Better yet, two mysteries SOLVED in one week.
The second mystery of the week was a colorful beetle that I saw briefly (and managed a somewhat blurry photo of) a little over a week ago. Being on a roll yesterday, I decided to try to identify it...and got nowhere with the source material I had at home.
Even the internet didn't help much...at least at first.

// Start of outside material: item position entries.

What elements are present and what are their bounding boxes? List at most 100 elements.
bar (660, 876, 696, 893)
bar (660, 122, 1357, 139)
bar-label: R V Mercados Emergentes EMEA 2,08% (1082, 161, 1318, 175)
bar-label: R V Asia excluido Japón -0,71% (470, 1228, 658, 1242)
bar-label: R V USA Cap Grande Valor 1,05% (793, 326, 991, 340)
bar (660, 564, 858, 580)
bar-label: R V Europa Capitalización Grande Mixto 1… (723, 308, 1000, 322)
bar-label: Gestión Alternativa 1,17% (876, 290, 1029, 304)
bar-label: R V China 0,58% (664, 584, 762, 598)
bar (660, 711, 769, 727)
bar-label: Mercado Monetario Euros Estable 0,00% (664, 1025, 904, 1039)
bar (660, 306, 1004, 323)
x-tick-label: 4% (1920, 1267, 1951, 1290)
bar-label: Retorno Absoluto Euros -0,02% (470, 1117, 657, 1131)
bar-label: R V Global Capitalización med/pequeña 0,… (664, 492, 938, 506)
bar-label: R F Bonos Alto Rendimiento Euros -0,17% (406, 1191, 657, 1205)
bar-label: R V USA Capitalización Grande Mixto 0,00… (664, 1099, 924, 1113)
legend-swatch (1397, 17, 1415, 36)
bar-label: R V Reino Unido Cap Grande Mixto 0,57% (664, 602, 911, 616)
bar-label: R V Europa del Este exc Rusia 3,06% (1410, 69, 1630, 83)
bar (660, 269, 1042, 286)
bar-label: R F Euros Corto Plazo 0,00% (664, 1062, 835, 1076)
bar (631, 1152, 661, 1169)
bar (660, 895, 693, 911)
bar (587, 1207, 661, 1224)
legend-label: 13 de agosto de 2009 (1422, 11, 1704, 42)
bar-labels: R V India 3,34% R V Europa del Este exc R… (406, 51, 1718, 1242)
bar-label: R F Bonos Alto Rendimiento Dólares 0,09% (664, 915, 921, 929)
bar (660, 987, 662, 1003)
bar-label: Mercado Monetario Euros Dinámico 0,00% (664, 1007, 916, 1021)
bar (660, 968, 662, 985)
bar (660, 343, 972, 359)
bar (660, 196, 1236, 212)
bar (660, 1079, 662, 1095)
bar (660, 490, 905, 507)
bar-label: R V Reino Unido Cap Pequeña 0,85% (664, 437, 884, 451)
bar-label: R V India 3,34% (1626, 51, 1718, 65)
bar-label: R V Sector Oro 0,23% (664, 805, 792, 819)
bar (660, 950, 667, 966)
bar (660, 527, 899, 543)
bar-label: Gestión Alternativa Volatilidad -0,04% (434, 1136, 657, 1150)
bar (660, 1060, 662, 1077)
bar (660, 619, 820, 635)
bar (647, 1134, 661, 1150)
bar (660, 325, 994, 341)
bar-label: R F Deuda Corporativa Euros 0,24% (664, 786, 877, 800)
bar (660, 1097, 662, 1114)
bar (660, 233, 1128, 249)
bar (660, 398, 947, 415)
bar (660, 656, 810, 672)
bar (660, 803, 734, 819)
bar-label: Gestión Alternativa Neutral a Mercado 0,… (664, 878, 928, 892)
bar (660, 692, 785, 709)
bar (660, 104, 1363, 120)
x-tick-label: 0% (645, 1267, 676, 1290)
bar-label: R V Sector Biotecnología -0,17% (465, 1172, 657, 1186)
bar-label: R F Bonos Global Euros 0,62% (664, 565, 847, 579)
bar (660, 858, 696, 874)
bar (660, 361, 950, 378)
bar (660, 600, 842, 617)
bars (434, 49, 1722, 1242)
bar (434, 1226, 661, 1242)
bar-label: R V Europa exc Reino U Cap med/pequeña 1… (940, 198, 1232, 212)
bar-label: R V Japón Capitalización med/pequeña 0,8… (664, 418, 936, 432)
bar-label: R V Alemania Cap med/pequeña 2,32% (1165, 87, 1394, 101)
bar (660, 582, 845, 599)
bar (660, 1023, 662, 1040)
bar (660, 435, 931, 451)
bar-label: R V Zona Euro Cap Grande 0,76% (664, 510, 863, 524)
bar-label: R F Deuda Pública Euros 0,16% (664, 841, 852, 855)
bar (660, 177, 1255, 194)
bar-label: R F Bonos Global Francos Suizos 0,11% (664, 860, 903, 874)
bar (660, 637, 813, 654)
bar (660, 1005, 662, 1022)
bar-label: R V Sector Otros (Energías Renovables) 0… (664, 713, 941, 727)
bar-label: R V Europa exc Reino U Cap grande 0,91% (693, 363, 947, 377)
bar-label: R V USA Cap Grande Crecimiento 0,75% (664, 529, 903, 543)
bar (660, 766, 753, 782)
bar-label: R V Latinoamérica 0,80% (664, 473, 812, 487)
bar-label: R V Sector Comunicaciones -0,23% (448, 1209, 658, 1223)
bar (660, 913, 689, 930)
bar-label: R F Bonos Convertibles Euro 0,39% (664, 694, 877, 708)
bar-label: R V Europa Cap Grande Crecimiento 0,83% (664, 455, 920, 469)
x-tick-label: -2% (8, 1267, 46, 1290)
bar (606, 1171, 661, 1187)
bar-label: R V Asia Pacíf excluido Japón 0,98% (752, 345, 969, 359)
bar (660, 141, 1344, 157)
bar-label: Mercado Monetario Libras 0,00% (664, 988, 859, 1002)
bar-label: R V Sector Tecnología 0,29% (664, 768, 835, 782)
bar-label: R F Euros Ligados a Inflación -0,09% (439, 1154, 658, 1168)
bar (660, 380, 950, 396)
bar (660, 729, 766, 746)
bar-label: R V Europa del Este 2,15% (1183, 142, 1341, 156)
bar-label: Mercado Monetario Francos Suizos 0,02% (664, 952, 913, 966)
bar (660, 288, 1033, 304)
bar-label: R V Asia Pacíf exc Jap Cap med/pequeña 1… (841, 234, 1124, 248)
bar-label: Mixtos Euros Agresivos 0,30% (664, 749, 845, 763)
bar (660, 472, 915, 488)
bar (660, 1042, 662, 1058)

Enter BugGuide, hosted out of Iowa State University. I've used this site to identify other insects, including larvae and eggs, but this time just searching through it didn't seem to help. I was pretty sure that this beetle belonged in the leaf beetle family, Chrysomelidae, but there are LOTS of leaf beetles and I just couldn't locate one that looked like this. So I registered with the site and uploaded my rather sorry little photo last night before I went to bed.
Lo and behold, this morning I had 2 responses already. Better yet they had identified my beetle! It is a shining flea beetle, Asphaera lustrans. Once I had the species name I could research it a little more fully on the web. It turns out that the host plant of this beetle is the genus Scutellaria, skullcaps - and I have a Smoky Hills skullcap, Scutellaria resinosa 'Smoky Hills', located right next to the woodland phlox where I saw my beetle. That plant is still a wimp, having just been planted a month or so ago, but here is a photo of the Smoky Hills skullcap that I planted last year....
Obviously I need to get at least one more home reference for insects, one which gives me a better handle on beetles, because in going back through my books here at home, only one showed any flea beetle species at all. None of them showed this guy, despite his incredibly good looks. (Yes, I am trying to justify my inability to identify this beetle, at least to myself!)
Hmmm, an excuse to get another book. Isn't solving mysteries fun?!